VG: I was disgusted at nearly everything this film contained. I was shocked to see that a talented line-up of actors would accept a role in this movie. I was fully con­vinced—not even 15 minutes in to the movie—that said actors’ careers were plummeting, and this film was their scream for help.

MG: I can agree with that. Richard Gere? Josh Duhamel? Kate Wins­let!?! Accepting a role for the fun of it is one thing, but these sketches weren’t even funny. Again, I’m just disappointed. In the actors. In the entire crew responsible for this mess.

VG: The obsession our society has is like the white elephant in the room, and this film pointed it out shamelessly—that is, obscenities, vulgarities, and sexual innuendos. I am aware that many ill-motivated individuals would do nearly anything to get their 15 minutes of fame, but the content of this film illustrated it all too precisely… and disturbingly.

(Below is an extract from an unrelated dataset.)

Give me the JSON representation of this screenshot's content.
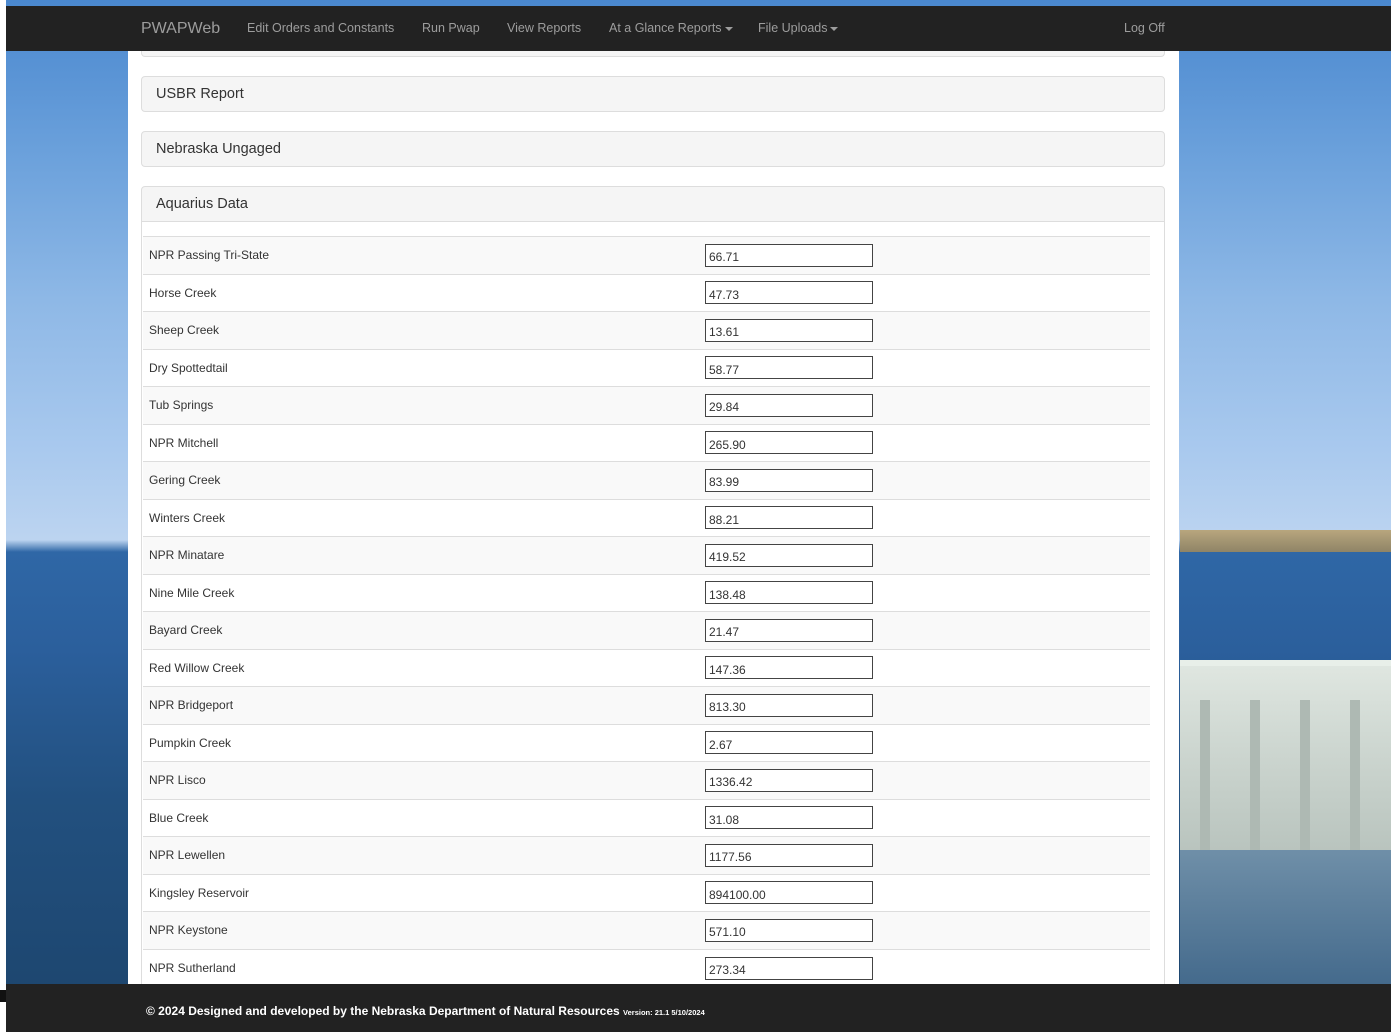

MG: For me, there’s a difference be­tween quality films and entertain­ment. Quality films raise question about the societies in which we live. Entertainment appeals only to our most basic functions as humans, and while I don’t think things need to be serious all the time, this movie has absolutely nothing to offer.

VG: I’m starting to think that I take back ever wanting to have embarked to Hollywood in hopes of becoming a stunning movie star. Movie 43 embodies the insanity that is Hollywood and the actors that thrive there. Film producers pull plot lines from dirty toilets, and the only people they care about casting are those who have outer perfection; good acting and talent is a lost cause.

MG: Having spent a significant amount of time in Hollywood, I disagree. It’s a magical place and a lot of good things happen there. But, yes, beneath its shiny exterior, it is a business, and certain ideas are crazy enough to get made. As for this one, I want that hour and a half of my life back.